At just 88 years old, Stanford Alexander has worked in the family business more than 75 years.
As a kid, Stanford loaded groceries into cars at Weingarten’s Food Market. After attending graduate school and serving in the Air Force, he joined Weingarten Markets Realty (now Weingarten Realty) in 1953.
Stanford was elected vice president of the realty company in 1956. Still serving as our current chairman, he has served on the board in various roles for the last six decades. The company wouldn’t be what it is today without Stanford.
Literally. The company might not be a REIT.

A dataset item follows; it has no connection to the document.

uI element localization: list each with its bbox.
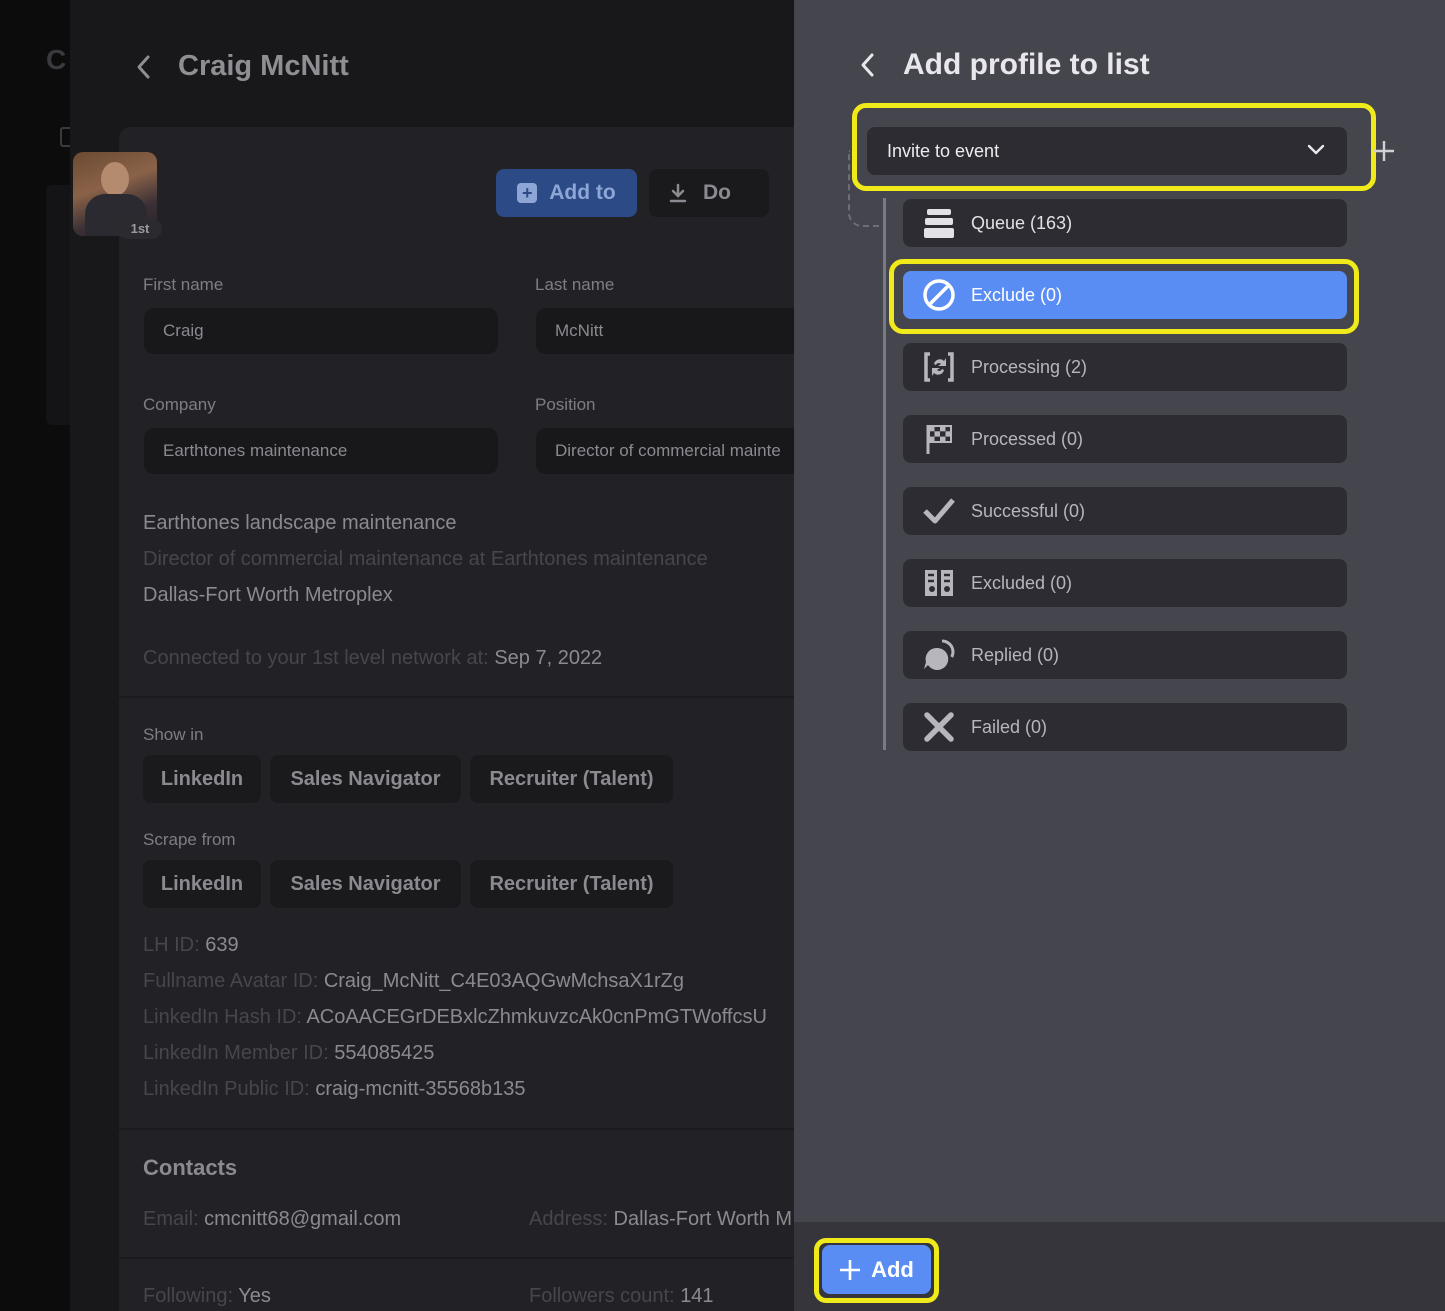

When Stanford joined the realty company, its sole purpose was to develop land for new Weingarten’s locations. But the post-WWII suburban expansion created a new demand for accessible retail outside of downtown areas.
The realty company put the recent graduate in charge of researching and joining the new shopping center trend. In the beginning, Stanford acted alone as researcher, developer, leasing executive, marketer, property manager, and landlord.

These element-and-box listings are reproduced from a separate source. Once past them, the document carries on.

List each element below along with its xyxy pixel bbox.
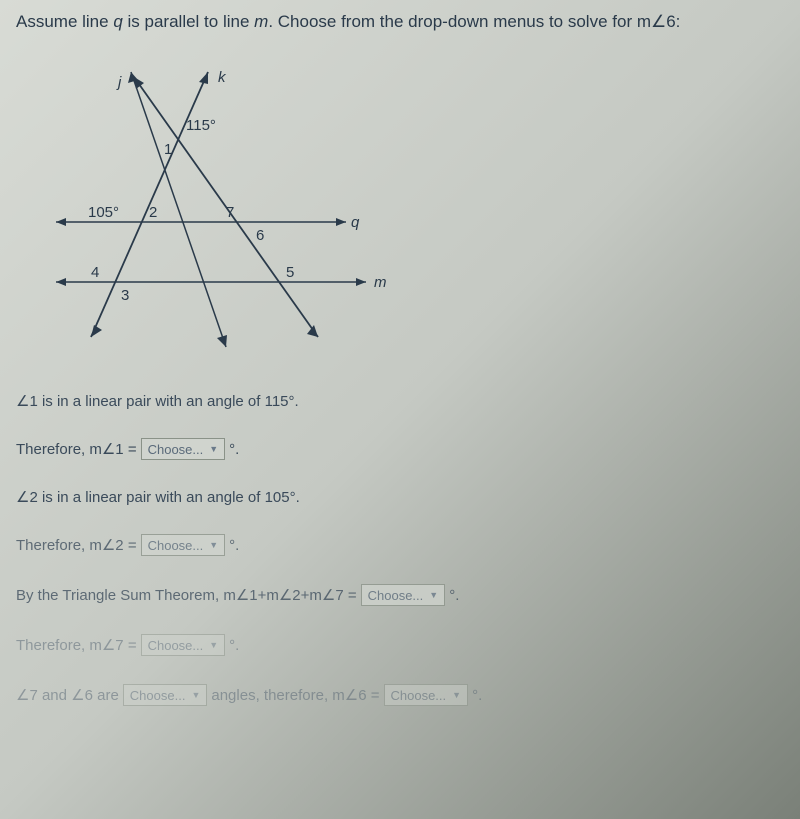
proof-text-4-prefix: Therefore, m∠2 = [16, 536, 137, 554]
proof-line-3: ∠2 is in a linear pair with an angle of … [16, 488, 784, 506]
label-4: 4 [91, 264, 99, 281]
chevron-down-icon: ▼ [191, 690, 200, 700]
label-6: 6 [256, 227, 264, 244]
question-prefix: Assume line [16, 12, 113, 31]
chevron-down-icon: ▼ [209, 640, 218, 650]
chevron-down-icon: ▼ [429, 590, 438, 600]
label-j: j [116, 74, 122, 91]
dropdown-label: Choose... [148, 638, 204, 653]
proof-text-4-suffix: °. [229, 537, 239, 554]
proof-text-6-suffix: °. [229, 637, 239, 654]
proof-text-7-prefix: ∠7 and ∠6 are [16, 686, 119, 704]
label-2b: 2 [149, 204, 157, 221]
proof-line-2: Therefore, m∠1 = Choose... ▼ °. [16, 438, 784, 460]
proof-line-6: Therefore, m∠7 = Choose... ▼ °. [16, 634, 784, 656]
chevron-down-icon: ▼ [209, 444, 218, 454]
label-k: k [218, 69, 227, 86]
proof-text-7-mid: angles, therefore, m∠6 = [211, 686, 379, 704]
proof-text-1: ∠1 is in a linear pair with an angle of … [16, 392, 299, 410]
label-m: m [374, 274, 387, 291]
question-prompt: Assume line q is parallel to line m. Cho… [16, 12, 784, 32]
dropdown-angle6[interactable]: Choose... ▼ [384, 684, 469, 706]
label-3: 3 [121, 287, 129, 304]
dropdown-angle-type[interactable]: Choose... ▼ [123, 684, 208, 706]
proof-text-5-prefix: By the Triangle Sum Theorem, m∠1+m∠2+m∠7… [16, 586, 357, 604]
dropdown-angle1[interactable]: Choose... ▼ [141, 438, 226, 460]
dropdown-label: Choose... [148, 538, 204, 553]
question-mid: is parallel to line [123, 12, 254, 31]
proof-line-1: ∠1 is in a linear pair with an angle of … [16, 392, 784, 410]
proof-line-7: ∠7 and ∠6 are Choose... ▼ angles, theref… [16, 684, 784, 706]
chevron-down-icon: ▼ [452, 690, 461, 700]
label-115: 115° [186, 117, 216, 134]
dropdown-label: Choose... [130, 688, 186, 703]
dropdown-angle2[interactable]: Choose... ▼ [141, 534, 226, 556]
question-suffix: . Choose from the drop-down menus to sol… [268, 12, 680, 31]
dropdown-label: Choose... [391, 688, 447, 703]
label-7: 7 [226, 204, 234, 221]
proof-text-2-suffix: °. [229, 441, 239, 458]
proof-text-3: ∠2 is in a linear pair with an angle of … [16, 488, 300, 506]
dropdown-label: Choose... [148, 442, 204, 457]
label-1: 1 [164, 141, 172, 158]
proof-text-2-prefix: Therefore, m∠1 = [16, 440, 137, 458]
proof-text-5-suffix: °. [449, 587, 459, 604]
proof-text-7-suffix: °. [472, 687, 482, 704]
proof-text-6-prefix: Therefore, m∠7 = [16, 636, 137, 654]
proof-line-5: By the Triangle Sum Theorem, m∠1+m∠2+m∠7… [16, 584, 784, 606]
question-var-m: m [254, 12, 268, 31]
label-105: 105° [88, 204, 119, 221]
geometry-diagram: j k q m 115° 1 105° 2 2 7 6 4 3 5 [36, 52, 396, 362]
proof-line-4: Therefore, m∠2 = Choose... ▼ °. [16, 534, 784, 556]
label-q: q [351, 214, 360, 231]
chevron-down-icon: ▼ [209, 540, 218, 550]
question-var-q: q [113, 12, 122, 31]
dropdown-triangle-sum[interactable]: Choose... ▼ [361, 584, 446, 606]
label-5: 5 [286, 264, 294, 281]
dropdown-label: Choose... [368, 588, 424, 603]
dropdown-angle7[interactable]: Choose... ▼ [141, 634, 226, 656]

Had Stanford not accepted the challenge, it’s impossible to know if anyone else in the company would have stepped up to the endeavor – or if they would have succeeded to the same degree.
We spoke to Stanford about his 78 years in the retail business.
What was your first job with Weingarten’s grocery store?
When I was 10 or 12, my dad had me carrying groceries out on a buggy [shopping cart]. I had a little buggy and I carried groceries out to the ladies’ cars. They’d give me five cents and I’d go buy a candy with it. That was my first job.
You didn’t get free candy from the store?
(Laughing) No, I had to buy it.
How long did you work at Weingarten’s?
I graduated in 1945 from high school. I went to University of Texas and graduated there in 1949. I worked at Weingarten’s until I went off to graduate school in 1950.
What did you do after graduate school?
I spent about a year in the Air Force; I was a second lieutenant. I got direct commissions out of Harvard Business School. I went to Lakeland Airforce Base first for training, and then I went to Kelly Airforce Base, which was the supply depot for the Air Force. Did some work there. That lasted until the Korean War was over in 1953.
How did you start working for Weingarten Markets Realty?
When I came back to work in the supermarket [in 1953], I went into the Executive Training Program. I was trained in each department, and I think I liked the bakery the most because I could taste all of the products that we made.
My uncle, Abe Weingarten, told me, “You know the youngest members of the family don’t get the best jobs, so you want to try something different.”
Joe Weingarten [another uncle] started Weingarten Markets Realty in 1948 to develop properties for the grocery stores. The reason being that the realty company took on all the debt instead of Weingarten’s.
Shopping centers were just coming in existence at that time. We had only one outside tenant – Weiner’s department store. [Abe] suggested that I [join the realty company and] go around the country [and learn about shopping centers] since they were just coming in existence.
The first deal that I did was – I made leases with Walgreen’s, Mading’s Drugs, and Western Auto, and Oshman’s. That was really the start of doing shopping centers. I had at the time two people that worked half-time at Weingarten Markets Realty. I ended up doing about 70 locations for Weingarten’s stores. We had about 100 stores in 1980.
Was it difficult to have your dad and your uncle as your bosses?
No, because they were wonderful; extremely supportive. The real mentor of mine was my uncle, who was then president of the [realty] company. He was really a pioneer of that time because few people were [building shopping centers].
Did you like working in leasing?
I loved leasing space. That’s what I love doing—building relationships with people I did business with. I did something that was very helpful for them and very helpful for Weingarten Markets Realty. I think that hopefully I’ve passed that along to our associates—that building relationships is the most important thing we can do.
What makes a great company are the people that make up the company. Hopefully we’ve created an environment [here] that’s one of loving what you do and having integrity in everything you do. You have to have both of those ingredients to have a good company.